There are plenty of reasons why you’d want Googlebot to recrawl your website ahead of schedule. Maybe you’ve cleaned up a malware attack that damaged your organic visibility and want a clean bill of health so rankings recover faster; or maybe you’ve implemented site-wide canonical tags to eliminate duplicate content and want these updates sorted out quickly; or you want to accelerate indexing for that brand new resources section on your site.

To force recrawls, SEOs typically use tactics like resubmitting XML sitemaps, or using a free ping service like Seesmic Ping (formerly Ping.fm) or Ping-O-Matic to try and coax a crawl, or firing a bunch of social bookmarking links at the site. Trouble is, these tactics are pretty much hit or miss.

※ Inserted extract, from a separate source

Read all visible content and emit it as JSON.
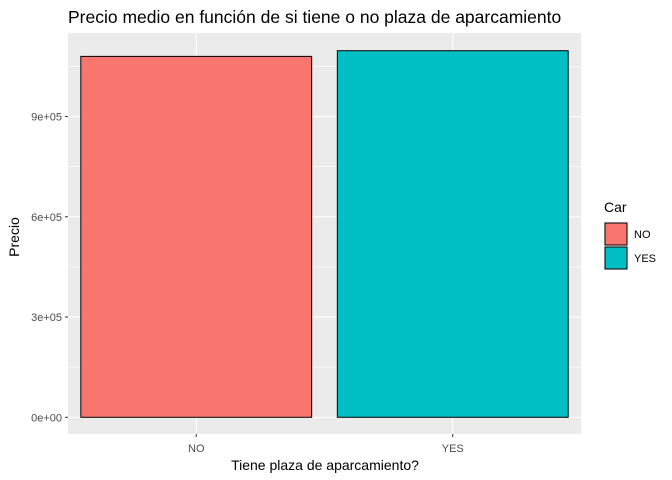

Good news is, there’s a better, more reliable way to get Googlebot to recrawl your site ahead of your standard crawl rate, and it’s 100 percent Google-endorsed.

Meet “Submit URL to Index”

Last year, Google updated “Fetch as Googlebot” in Webmaster Tools (WMT) with a new feature, called “Submit URL to Index,” which allows you to submit new and updated URLs that Google themselves say they “will usually crawl within a day.”

For some reason, this addition to WMT got very little fanfare in the SEO sphere, and it should have been a much bigger deal that it was. Search marketers should know that Submit URL to Index comes as advertised, and is very effective in forcing a Google recrawl and yielding almost immediate indexing results.

Quick Case Study and Some Tips on Using “Submit URL to Index”

Recently, a client started receiving a series of notifications from Webmaster Tools about a big spike in crawl errors, including 403 errors and robots.txt file errors. These types of preventive measure alerts from WMT are relatively new and part of Google’s continued campaign to give site owners more visibility into their site’s performance (and diagnose performance issues), which started with the revamping of the crawl errors feature back in March.